The violence led the country's transitional ruler, Mustafa Abdul-Jalil to appeal to Libyans in a televised speech to lay down their arms and unite before the country's election next month, when Libyans choose a 200-member assembly to form a government and oversee writing of a new constitution.
The election is supposed to be a milestone on the path to democratic rule after the overthrow last year of Moammar Gadhafi's dictatorship of four decades, but chaos and tribal conflicts have badly marred the transition.
"Everyone should stand united behind building a state of institutions, law and justice," Abdul-Jalil said late Tuesday, "to overcome this agony and reach our dream and the dream of all Libyans: free and fair elections which will be a real beginning in the history of Libya."
Abdul-Jalil's appeal is seen as another example of weakness that has plagued the country's leadership since it declared the liberation of Libya in October after toppling Gadhafi. Since then, Abdul-Jalil has called upon armed militias that fought Gadhafi to integrate under a national army and hand in their weapons, but little has been accomplished.
On Wednesday, dozens of Libyans held a protest in the eastern city of Benghazi expressing dismay at the security situation and demanding to dissolve the militia groups and integrate them into the army, according to the Libyan news agency, LANA. They raised banners reading, "yes to security and safety, no to weapons and chaos," the agency said.
The country is awash with weapons seized by citizens-turned-fighters during the uprising from military barracks and compounds. Former rebels and militias frequently engage in armed clashes with rival tribes and armed groups.
In western city of Zintan, home of the rebels who were the first to sweep into the capital of Tripoli in August, dealing the decisive blow to Gadhafi's regime, militiamen have been engaged in gunbattles with a rival tribe called el-Mashisha.

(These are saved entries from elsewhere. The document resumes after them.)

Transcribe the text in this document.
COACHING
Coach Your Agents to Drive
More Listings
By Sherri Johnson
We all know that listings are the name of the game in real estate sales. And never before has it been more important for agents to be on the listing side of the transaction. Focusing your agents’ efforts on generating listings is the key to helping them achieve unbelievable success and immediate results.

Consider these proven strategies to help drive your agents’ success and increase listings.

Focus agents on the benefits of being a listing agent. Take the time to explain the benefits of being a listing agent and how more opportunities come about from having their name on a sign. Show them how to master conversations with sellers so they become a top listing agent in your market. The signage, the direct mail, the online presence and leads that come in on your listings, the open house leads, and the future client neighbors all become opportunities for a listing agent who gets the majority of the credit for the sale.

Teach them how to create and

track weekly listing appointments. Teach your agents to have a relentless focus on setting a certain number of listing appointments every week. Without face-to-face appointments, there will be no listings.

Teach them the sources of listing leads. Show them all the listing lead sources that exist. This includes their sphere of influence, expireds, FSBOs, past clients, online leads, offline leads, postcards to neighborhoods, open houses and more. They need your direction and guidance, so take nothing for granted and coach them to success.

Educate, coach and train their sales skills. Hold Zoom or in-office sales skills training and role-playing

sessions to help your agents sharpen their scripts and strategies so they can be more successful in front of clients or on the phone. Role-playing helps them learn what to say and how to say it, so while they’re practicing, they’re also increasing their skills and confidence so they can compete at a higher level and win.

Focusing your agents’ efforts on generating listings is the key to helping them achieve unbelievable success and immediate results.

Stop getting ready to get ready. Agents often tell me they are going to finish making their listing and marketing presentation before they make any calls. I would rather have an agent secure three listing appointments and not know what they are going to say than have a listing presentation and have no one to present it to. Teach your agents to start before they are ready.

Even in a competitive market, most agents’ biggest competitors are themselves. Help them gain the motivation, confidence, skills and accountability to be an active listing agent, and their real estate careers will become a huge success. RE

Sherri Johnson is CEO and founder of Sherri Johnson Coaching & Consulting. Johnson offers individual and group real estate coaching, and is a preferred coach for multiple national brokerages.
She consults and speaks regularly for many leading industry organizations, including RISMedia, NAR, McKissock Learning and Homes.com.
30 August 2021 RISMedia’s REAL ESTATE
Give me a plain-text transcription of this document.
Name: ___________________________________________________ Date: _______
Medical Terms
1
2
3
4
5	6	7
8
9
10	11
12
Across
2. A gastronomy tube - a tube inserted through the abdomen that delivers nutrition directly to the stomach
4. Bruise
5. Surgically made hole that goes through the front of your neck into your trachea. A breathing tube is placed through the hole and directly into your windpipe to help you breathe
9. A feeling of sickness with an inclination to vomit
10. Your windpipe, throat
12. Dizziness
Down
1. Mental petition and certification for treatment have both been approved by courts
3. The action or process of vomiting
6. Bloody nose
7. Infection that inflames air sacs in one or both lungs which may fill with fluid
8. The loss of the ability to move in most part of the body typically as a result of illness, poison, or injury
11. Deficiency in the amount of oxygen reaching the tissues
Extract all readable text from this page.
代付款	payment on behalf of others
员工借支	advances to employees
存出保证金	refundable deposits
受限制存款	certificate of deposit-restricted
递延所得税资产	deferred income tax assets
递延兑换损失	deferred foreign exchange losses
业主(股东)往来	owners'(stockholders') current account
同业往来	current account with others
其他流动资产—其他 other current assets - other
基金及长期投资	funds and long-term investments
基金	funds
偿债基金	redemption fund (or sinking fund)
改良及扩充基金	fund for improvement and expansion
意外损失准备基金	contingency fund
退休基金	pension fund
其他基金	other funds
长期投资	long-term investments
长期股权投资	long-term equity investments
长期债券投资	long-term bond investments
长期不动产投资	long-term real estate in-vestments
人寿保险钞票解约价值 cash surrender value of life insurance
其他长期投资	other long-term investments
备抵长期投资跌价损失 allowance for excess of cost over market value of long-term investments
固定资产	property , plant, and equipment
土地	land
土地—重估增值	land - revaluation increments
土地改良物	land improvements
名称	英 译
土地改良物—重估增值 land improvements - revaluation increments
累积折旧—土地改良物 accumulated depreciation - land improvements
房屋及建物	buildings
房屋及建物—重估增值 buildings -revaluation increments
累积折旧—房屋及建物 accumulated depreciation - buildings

That tribe did not join the uprising, and Zintan rebels accuse them of maintaining loyalty to Gadhafi.
According to Nasser al-Manie, the government spokesman, 12 people were killed in the clashes and 89 wounded over the past two days.
Zintan Media Center, speaking for the city's military council, said on its Facebook page on Tuesday that the rival tribe was the one that shot dead a Zintan fighter on his way with a militia force to the southern city of Sabha.
In Sabha, deep in the southern desert, a security patrol came under fire, leaving two dead and 10 injured. In the desert city of Kufra, near Libyan borders with Chad and Sudan, violence flared anew, leaving one dead and dozens injured, according to the agency.
Armed clashes have erupted several times over the past few months, leaving dozens killed and injured, mainly from the African tribe of Tabu, the original inhabitants of south Libya who were heavily suppressed under Gadhafi, and their rivals, the Arab tribe of Zwia.
Libya's transitional council sent a militia force to separate the two, but they came under fire as well.
Along with tribal clashes, small attacks have targeted international and Western embassies in Misrata and Benghazi over the past few days. A group calling itself the "Brigade of Sheik Omar Abdel-Rahman" issued a statement claiming responsibility for two attacks against U.S. consulate in Benghazi and Red Cross offices in Misrata.
Meanwhile, Libya is embroiled in a conflict with the International Criminal Court over who should try deposed leader Moammar Gadhafi's son Seif al-Islam.
On Wednesday, Libya's government spokesman said an initial investigation of a four-member ICC team showed they committed a "security breach." He said a delegation from the ICC has been dispatched to Tripoli to visit the team.